The striped dolphin is one of five species traditionally included in the genus Stenella; however, recent genetic work by LeDuc et al. (1999) indicates Stenella, as traditionally conceived, is not a natural group. According to that study, the closest relatives of the striped dolphin are the Clymene dolphin, the common dolphins, the Atlantic spotted dolphin, and "Tursiops" aduncus, which was formerly considered a subspecies of the common bottlenose dolphin. The striped dolphin was described by Franz Meyen in 1833.
The striped dolphin has a similar size and shape to several other dolphins that inhabit the waters it does (see pantropical spotted dolphin, Atlantic spotted dolphin, Clymene dolphin). However, its colouring is very different and makes it relatively easy to notice at sea. The underside is blue, white, or pink. One or two black bands circle the eyes, and then run across the back, to the flipper. These bands widen to the width of the flipper which are the same size. Two further black stripes run from behind the ear — one is short and ends just above the flipper.

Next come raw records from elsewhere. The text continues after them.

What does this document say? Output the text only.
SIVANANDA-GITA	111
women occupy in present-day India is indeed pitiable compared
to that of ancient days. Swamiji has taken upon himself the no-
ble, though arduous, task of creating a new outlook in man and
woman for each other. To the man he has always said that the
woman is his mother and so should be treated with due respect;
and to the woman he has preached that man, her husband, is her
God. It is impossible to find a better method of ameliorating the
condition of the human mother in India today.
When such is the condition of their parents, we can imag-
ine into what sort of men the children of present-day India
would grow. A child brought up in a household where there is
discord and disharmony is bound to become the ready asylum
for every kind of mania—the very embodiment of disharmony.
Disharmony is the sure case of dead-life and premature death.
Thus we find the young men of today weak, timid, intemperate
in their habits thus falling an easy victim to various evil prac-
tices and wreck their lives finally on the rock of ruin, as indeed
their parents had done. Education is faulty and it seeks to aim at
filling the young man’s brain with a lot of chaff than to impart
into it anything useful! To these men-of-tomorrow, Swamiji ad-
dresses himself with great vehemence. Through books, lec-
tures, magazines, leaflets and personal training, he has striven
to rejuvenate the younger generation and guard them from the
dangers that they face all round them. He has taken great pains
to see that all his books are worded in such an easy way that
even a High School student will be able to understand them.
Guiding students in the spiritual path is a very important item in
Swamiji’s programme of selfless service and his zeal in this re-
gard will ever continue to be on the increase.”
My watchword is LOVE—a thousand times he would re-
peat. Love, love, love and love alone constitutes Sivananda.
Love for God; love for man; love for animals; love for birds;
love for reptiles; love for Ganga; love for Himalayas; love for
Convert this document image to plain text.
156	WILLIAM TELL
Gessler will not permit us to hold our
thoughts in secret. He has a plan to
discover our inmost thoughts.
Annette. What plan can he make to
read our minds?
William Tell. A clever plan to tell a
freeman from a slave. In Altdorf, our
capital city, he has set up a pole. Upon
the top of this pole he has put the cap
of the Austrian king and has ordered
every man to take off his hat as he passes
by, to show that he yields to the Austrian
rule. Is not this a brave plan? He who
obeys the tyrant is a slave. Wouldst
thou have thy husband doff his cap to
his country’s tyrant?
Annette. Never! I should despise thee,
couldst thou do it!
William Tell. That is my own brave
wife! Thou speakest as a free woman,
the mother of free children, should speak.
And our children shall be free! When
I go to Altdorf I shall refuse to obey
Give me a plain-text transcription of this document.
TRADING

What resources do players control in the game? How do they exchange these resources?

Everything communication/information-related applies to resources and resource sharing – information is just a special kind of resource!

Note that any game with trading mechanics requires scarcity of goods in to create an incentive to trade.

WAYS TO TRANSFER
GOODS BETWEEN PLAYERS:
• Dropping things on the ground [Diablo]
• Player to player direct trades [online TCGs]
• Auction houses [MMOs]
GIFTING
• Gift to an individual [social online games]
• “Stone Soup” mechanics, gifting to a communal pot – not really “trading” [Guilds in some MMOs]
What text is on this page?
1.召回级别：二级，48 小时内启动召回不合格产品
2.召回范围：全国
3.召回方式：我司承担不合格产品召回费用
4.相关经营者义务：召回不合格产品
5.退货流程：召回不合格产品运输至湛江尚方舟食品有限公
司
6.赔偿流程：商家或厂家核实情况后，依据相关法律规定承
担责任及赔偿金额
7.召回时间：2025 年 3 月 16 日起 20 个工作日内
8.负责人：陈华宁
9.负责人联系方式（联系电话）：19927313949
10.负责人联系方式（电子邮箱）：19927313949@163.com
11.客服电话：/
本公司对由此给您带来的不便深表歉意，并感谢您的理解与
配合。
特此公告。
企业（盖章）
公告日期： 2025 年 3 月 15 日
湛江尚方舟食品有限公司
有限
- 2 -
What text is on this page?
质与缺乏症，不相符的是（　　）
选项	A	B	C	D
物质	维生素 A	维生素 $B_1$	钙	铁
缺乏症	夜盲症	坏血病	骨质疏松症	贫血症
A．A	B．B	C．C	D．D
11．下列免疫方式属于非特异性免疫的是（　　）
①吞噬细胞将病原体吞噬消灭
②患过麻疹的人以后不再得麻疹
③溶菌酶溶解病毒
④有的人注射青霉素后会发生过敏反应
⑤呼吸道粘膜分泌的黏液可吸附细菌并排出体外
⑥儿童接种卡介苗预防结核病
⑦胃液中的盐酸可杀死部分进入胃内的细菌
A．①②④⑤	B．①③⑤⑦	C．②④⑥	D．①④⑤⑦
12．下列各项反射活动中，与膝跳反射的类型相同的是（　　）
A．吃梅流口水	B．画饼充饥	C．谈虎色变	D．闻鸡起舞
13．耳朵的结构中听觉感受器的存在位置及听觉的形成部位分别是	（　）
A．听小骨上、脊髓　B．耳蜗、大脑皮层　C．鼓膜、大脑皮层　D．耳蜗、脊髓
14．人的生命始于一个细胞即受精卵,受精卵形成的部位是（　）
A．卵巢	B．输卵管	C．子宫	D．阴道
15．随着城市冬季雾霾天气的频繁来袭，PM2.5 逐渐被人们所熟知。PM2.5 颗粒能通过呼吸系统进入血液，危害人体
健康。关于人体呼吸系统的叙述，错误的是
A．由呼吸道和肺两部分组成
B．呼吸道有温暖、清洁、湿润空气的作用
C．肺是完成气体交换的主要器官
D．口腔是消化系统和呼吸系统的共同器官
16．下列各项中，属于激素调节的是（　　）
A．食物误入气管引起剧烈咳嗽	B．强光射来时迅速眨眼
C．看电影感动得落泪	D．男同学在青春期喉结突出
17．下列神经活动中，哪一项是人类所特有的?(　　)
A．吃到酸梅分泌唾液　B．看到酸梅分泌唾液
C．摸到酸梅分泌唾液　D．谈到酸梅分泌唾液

The other is longer and thickens along the flanks until it curves down under the belly just prior to the tail stock. Above these stripes, the dolphin's flanks are coloured light blue or grey. All appendages are black, as well. At birth, individuals weigh about 10 kg (22 lb) and are up to a meter (3 feet) long. By adulthood, they have grown to 2.4 m (8 ft) (females) or 2.6 m (8.5 ft) (males) and weigh 150 kg (330 lb) (female) or 160 kg (352 lb) (male). Research suggested sexual maturity was reached at 12 years in Mediterranean females and in the Pacific at between seven and 9 years. Longevity is about 55–60 years. Gestation lasts about 12 months, with a three- or four-year gap between calving.
In common with other dolphins in its genus, the striped dolphin moves in large groups — usually up to thousands of individuals in number. Groups may be smaller in the Mediterranean and Atlantic. They may also mix with common dolphins. The striped dolphin is as capable as any dolphin at performing acrobatics — frequently breaching and jumping far above the surface of the water. Sometimes, it approaches boats in the Atlantic and Mediterranean, but this is dramatically less common in other areas, particularly in the Pacific, where it has been heavily exploited in the past. Striped dolphins are known as “streakers” throughout the eastern tropical Pacific due to their behavior of rapidly swimming away from vessels to avoid collisions
Population and distribution
The striped dolphin inhabits temperate or tropical, off-shore waters. It is found in abundance in the North and South Atlantic Oceans, including the Mediterranean (sightings and strandings have been reported rather recently in Sea of Marmara) and Gulf of Mexico, the Indian Ocean, and the Pacific Ocean. Roughly speaking, it occupies a range running from 40°N to 30°S. It has been found in water temperatures ranging from 10 to 26 °C, though the standard range is 18-22 °C. In the western Pacific, where the species has been extensively studied, a distinctive migration pattern has been identified. This has not been the case in other areas. The dolphin appears to be common in all areas of its range, though that may not be continuous; areas of low population density do exist. The total population is in excess of two million. The southernmost record is of a stranded individual nearby Dunedin, southern New Zealand in 2017.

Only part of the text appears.